Optical properties of gold nanoparticle embedded Er3+ doped lead–tellurite glasses

• Er3+ doped lead–tellurite glass with and without GNPs has been synthesized.
• The existence of Au NPs with average diameter of 6.09 nm dispersed in glass matrix.
• Plasmonic effect from Au NPs exert prominent enhancement in UC.

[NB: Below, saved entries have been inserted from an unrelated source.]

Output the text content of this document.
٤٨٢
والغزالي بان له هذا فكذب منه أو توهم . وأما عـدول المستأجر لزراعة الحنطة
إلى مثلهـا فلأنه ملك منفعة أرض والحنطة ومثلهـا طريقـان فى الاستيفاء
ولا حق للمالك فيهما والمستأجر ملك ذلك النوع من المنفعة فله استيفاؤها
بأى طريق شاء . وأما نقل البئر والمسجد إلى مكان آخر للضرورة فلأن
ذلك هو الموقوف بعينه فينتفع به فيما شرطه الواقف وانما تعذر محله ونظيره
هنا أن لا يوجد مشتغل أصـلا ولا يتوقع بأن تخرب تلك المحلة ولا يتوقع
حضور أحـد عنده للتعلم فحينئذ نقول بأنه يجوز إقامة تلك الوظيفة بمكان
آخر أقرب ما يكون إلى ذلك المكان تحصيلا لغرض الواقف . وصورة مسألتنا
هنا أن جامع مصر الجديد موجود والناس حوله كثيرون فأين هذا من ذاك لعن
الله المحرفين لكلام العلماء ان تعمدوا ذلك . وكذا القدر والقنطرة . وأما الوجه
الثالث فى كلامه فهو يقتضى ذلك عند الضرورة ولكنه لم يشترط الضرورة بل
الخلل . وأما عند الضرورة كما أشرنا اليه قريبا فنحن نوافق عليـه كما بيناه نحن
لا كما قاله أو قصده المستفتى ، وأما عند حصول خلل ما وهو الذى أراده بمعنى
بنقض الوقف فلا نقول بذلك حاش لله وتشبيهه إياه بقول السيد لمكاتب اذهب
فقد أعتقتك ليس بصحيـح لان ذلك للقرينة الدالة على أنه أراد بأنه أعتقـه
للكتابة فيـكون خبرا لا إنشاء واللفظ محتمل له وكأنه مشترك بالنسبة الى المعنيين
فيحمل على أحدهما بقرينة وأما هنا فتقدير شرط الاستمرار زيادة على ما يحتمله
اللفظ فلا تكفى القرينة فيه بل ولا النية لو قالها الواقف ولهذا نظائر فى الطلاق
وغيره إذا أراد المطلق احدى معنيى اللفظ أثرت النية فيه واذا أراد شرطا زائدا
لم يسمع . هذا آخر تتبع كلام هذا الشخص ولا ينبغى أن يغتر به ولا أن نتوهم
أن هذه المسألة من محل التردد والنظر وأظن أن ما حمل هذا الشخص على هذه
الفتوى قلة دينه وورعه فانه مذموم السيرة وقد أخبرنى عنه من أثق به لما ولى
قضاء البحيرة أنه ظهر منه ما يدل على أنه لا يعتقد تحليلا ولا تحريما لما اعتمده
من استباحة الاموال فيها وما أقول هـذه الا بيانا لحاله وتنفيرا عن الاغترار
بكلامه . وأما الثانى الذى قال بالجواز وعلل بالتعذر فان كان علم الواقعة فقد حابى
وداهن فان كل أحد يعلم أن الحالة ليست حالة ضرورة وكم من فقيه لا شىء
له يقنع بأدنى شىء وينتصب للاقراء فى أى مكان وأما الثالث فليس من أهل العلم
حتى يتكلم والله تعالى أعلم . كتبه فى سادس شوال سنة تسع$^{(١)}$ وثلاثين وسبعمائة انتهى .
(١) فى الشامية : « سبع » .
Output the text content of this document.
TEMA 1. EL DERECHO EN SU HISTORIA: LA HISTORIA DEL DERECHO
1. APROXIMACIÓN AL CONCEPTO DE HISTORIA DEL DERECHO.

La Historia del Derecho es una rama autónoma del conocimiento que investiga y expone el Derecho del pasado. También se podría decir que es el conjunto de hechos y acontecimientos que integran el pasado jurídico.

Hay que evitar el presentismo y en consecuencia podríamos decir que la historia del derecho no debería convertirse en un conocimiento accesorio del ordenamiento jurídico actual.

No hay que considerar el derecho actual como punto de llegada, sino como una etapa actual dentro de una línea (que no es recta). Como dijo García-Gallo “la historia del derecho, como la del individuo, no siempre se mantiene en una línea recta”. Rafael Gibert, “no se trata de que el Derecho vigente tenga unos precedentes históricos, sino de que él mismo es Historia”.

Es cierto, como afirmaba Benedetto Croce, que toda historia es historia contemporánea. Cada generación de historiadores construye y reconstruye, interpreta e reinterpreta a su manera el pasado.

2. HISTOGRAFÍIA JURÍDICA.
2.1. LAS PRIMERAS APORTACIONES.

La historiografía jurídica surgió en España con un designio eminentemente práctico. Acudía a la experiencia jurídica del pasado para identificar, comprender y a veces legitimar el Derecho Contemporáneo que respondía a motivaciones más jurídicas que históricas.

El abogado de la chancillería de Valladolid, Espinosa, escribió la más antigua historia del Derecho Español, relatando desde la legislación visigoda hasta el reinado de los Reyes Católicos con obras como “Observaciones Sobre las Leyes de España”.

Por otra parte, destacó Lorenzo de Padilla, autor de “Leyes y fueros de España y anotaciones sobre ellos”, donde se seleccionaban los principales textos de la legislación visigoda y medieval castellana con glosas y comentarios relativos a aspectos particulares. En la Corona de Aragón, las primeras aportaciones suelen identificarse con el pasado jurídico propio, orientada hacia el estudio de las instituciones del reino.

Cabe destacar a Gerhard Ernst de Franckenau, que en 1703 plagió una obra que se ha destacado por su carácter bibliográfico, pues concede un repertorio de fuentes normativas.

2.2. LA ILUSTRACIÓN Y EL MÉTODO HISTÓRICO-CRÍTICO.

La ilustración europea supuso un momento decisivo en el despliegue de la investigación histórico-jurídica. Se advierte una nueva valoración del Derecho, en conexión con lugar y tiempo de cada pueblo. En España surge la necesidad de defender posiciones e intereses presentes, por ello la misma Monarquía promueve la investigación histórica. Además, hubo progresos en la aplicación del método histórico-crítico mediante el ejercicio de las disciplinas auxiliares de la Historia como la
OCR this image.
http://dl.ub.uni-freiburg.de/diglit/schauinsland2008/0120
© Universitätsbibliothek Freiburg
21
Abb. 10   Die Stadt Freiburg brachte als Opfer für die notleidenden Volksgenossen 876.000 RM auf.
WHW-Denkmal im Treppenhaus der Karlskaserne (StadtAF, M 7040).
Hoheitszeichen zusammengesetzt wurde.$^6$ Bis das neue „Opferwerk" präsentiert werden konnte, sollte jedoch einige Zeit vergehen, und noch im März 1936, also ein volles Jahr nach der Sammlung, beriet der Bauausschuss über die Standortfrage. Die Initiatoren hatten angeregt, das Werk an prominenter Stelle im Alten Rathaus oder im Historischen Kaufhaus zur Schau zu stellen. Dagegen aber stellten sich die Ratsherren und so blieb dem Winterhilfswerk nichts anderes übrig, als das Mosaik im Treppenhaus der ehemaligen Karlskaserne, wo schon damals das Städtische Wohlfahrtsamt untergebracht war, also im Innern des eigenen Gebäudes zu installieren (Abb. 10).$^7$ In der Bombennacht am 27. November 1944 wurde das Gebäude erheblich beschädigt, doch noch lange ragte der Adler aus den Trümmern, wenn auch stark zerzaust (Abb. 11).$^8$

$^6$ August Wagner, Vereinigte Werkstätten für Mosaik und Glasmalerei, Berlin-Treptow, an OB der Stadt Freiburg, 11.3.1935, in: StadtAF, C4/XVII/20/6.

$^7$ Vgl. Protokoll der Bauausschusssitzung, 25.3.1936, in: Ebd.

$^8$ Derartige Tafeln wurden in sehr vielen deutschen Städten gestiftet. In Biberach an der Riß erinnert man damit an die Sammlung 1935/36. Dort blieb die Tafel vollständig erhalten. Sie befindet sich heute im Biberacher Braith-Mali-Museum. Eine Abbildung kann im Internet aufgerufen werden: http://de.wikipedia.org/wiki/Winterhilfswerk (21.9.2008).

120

Enhanced optical properties of rare earth doped glasses for sundry applications are current challenges in materials science and technology. Series of gold nanoparticles (GNPs) embedded Er3+ doped TeO2–PbO–PbO2 glasses are synthesized and the influences of GNPs on the optical behaviors are examined. XRD spectra confirm the amorphous nature of all the glass samples. TEM images display the existence of a broad distribution of spherical crystalline GNPs with average diameter ∼6.09 nm. UV–Vis–NIR spectra reveal seven absorption bands centered at 490, 526, 551, 652, 800, 982 and 1520 nm due to the absorptions from the ground state to different excited states. Two surface plasmon resonance bands of gold (Au0) are evidenced at 556 and 585 nm. The sizable decrease in the optical band gap (2.82–1.09 eV) with the increase of GNPs concentration from 0.025 to 0.1 mol% is attributed to the generation of higher NPs nucleation sites. The intensity parameters related to the radiative transitions within 4fn configuration of Er3+ ion are determined and analyzed using Judd–Ofelt (J–O) theory. The room temperature up-conversion emission spectra under 779 nm excitations shows three peaks centered at 520, 550 and 660 nm corresponding to the transitions from 2H11/2, 4S3/2 and 4F9/2 excited states to 4I15/2 ground state. Significant enhancement in the luminescence intensity is primarily ascribed to surface plasmon resonance mediated strong local field effect of GNPs in the proximity Er3+ ion and radiative energy transfer. The maximum enhancement are evident for green and red bands at 0.05 mol% of Au. The stimulated emission cross-section exhibits maximum value ∼40.2 × 10−19 and the branching ratio as much as 90% for 4S3/2 → 4I15/2 transition is accomplished. The excellent features of achieved results suggest that our findings may provide useful information toward the development of functional glasses.